In another essay, Samantha Tweedy, the CEO of the Black Economic Alliance, described "an all-out assault on... Black liberty, livelihood, history, prosperity, economic power, and opportunity," being carried out "under the false premise and scapegoating of 'Diversity, Equity, and Inclusion.'"
The Trump administration has aggressively sought to purge DEI initiatives and affirmative action from all sectors of public life, banning them from use in the federal government and putting pressure on private corporations and universities to abandon them as well.
Fueling this, Tweedy says, is the "destructive lie" that "for Black people to succeed, others must lose out." The report goes on to cite statistics from the Federal Reserve Bank, Citi, and McKinsey showing that closing economic disparities increases economic prosperity for the entire country.
One of the engines propelling the Trump administration's attack on civil rights has been the DOJ's Civil Rights division itself, which the report says has been "hollowed out and repurposed" to go after universities that pursue DEI initiatives.
The report also singled out Harmeet Dhillon, who Trump tapped to lead the Civil Rights Division, for her past assertions that the 2020 election was stolen and her writings arguing against the John R. Lewis Voting Rights Act, which would have restored power to the original law.
The report also highlighted the recent surge of racist rhetoric on billionaire-owned social media platforms, which have abandoned many content moderation policies in recent years.
The report especially singled out the violent shift on Elon Musk's X, which saw a dramatic increase in hate speech against racial minorities and LGBTQ+ people after the billionaire bought the platform.

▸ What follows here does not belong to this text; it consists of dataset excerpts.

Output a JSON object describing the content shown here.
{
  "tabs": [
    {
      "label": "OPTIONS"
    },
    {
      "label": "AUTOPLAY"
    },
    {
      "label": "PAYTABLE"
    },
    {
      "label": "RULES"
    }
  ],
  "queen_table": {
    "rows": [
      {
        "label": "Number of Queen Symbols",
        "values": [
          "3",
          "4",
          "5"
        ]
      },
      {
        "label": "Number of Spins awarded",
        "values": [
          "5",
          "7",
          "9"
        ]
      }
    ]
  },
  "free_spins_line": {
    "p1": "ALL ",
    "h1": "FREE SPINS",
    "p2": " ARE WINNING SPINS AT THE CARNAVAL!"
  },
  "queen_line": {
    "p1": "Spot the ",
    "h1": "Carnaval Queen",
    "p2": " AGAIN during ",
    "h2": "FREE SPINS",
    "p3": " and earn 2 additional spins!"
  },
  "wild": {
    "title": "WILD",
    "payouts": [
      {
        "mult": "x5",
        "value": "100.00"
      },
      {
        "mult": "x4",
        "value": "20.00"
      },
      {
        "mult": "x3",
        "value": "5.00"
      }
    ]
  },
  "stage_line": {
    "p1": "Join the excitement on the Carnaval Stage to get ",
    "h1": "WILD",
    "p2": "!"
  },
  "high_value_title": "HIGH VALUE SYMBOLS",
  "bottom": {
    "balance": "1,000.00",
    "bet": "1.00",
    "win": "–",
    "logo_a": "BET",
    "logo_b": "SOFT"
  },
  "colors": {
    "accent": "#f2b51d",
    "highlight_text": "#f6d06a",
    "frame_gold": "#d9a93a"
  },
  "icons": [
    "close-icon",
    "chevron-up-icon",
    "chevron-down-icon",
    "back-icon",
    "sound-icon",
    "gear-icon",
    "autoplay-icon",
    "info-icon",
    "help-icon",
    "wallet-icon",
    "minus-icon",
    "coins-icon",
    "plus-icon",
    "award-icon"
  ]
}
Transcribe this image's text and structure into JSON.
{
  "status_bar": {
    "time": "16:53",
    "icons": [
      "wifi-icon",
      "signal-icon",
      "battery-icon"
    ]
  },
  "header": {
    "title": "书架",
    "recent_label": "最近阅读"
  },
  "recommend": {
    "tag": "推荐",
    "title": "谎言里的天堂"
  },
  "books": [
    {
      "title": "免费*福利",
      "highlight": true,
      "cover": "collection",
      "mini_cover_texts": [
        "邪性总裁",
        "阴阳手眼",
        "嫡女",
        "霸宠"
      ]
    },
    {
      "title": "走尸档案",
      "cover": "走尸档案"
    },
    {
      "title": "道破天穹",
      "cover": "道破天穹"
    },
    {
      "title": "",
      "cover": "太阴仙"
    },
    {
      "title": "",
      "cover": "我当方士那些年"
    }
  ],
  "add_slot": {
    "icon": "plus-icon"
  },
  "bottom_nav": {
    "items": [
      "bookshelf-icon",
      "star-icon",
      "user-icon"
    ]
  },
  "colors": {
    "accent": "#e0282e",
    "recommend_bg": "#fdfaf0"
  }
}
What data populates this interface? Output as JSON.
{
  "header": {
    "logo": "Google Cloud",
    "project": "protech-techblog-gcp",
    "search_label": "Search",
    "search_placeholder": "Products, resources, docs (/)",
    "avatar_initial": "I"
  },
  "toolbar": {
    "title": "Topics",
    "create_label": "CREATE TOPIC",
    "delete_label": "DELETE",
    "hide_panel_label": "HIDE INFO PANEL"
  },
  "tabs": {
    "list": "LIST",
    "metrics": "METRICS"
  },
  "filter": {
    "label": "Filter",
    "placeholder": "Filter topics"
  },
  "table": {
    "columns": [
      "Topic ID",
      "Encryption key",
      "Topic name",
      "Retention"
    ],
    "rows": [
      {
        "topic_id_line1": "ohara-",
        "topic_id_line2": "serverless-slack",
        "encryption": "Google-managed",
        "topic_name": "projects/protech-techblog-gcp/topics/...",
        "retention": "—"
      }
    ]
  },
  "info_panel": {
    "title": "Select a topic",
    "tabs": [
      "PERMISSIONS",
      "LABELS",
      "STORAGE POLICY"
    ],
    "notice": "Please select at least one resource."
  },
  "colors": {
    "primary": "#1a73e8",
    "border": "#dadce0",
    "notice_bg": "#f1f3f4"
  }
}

"We are witnessing something more than policy shifts," said the Urban League's president and CEO, Marc H. Morial, in the report's foreword. "We are watching an attempt to turn back the clock to an era when the full humanity of all Americans was not recognized—when the idea of true equality was treated as a threat to the social order."
"What we face today is a deliberate, coordinated effort to deny the future of a more just and inclusive America," Morial said. "And the architects of this effort have made their intentions plain: they would rather see our democracy crumble than cede power to a multiracial, equitable society."